Later, Koenig speaks with her own sort of expert witness: Jim Trainum, a former detective, and an expert of false confessions. One wonders why exactly he’s even here, since no one on any side of this case thinks there was a false confession. Naturally, Trainum looks at the police records for any inconsistences or lapses, which he doesn’t find. The policework is solid, he says, and goes on to call this case (which again is based on one person’s testimony and somewhat supported by cell phone records) unusually solid. Honestly, this should serve as a reminder how shockingly cobbled-together most murder convictions are, and get us all up in arms about it. They sentence people to death with less evidence than this! Koening is incredulous, but, as Trainum tells her, the police’s job isn’t to find the truth, it’s to build a case.
So, finally we come to Jay. Koening and her co-producer Julie Snyder drive to his home unannounced, and basically hang around until he comes home. When he does, she tells us, they have a basically polite conversation wherein Jay maintains not only that he was telling the truth, but how furious he is that after all these years, Adnan can’t “man up” and admit what he did. Honestly, it’s not uncompelling. We don’t get to hear it from him, as he declines to be interviewed.
Instead, we hear from a bunch of his high school classmates and friends, who paint a picture of a guy many of us who grew up in the late 1990s knew. A charming but slightly dangerous-seeming guy whom you couldn’t quite get a finger on.
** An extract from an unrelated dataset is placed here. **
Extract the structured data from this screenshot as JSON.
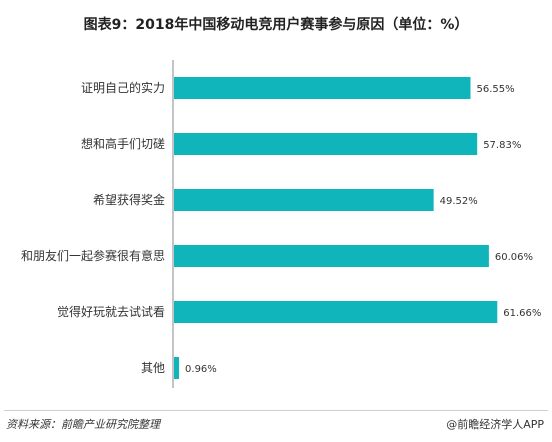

Vaguely goth, vaguely sporty, vaguely a stoner, vaguely a bro: he played lacrosse, rode BMX bikes, wore Jncos, and had a habit of dyeing and bleaching his hair, which made more than one person compare him to Dennis Rodman (Jay is African-American). He was funny and kind. He loved his girlfriend. He also once tried to stab his friend, so that “he could see what it felt like.” The friend declined to find out what being stabbed felt like.
The closest we get to any kind of a motivation here, in my opinion, is in discussing Jay’s girlfriend at the time, Stephanie, who was also good friends with Hae and Adnan, and also refused to be interviewed. Jay told his friends that he’d helped Adnan because Adnan threatened Stephanie, which many of them found hard to believe. Though they all do say that he would have done anything for her. Stephanie, for her part, never spoke about the murder to her friends, and lost touch with many of them, afterward. Could Stephanie be the person for whom Jay is covering? We don’t really know.
Earlier in this episode, Detective Trainum, says something which is increasingly sounding like it should be the tag line for this show: “There’s always going to be things that are unexplainable.” Indeed. Maybe a lot of things.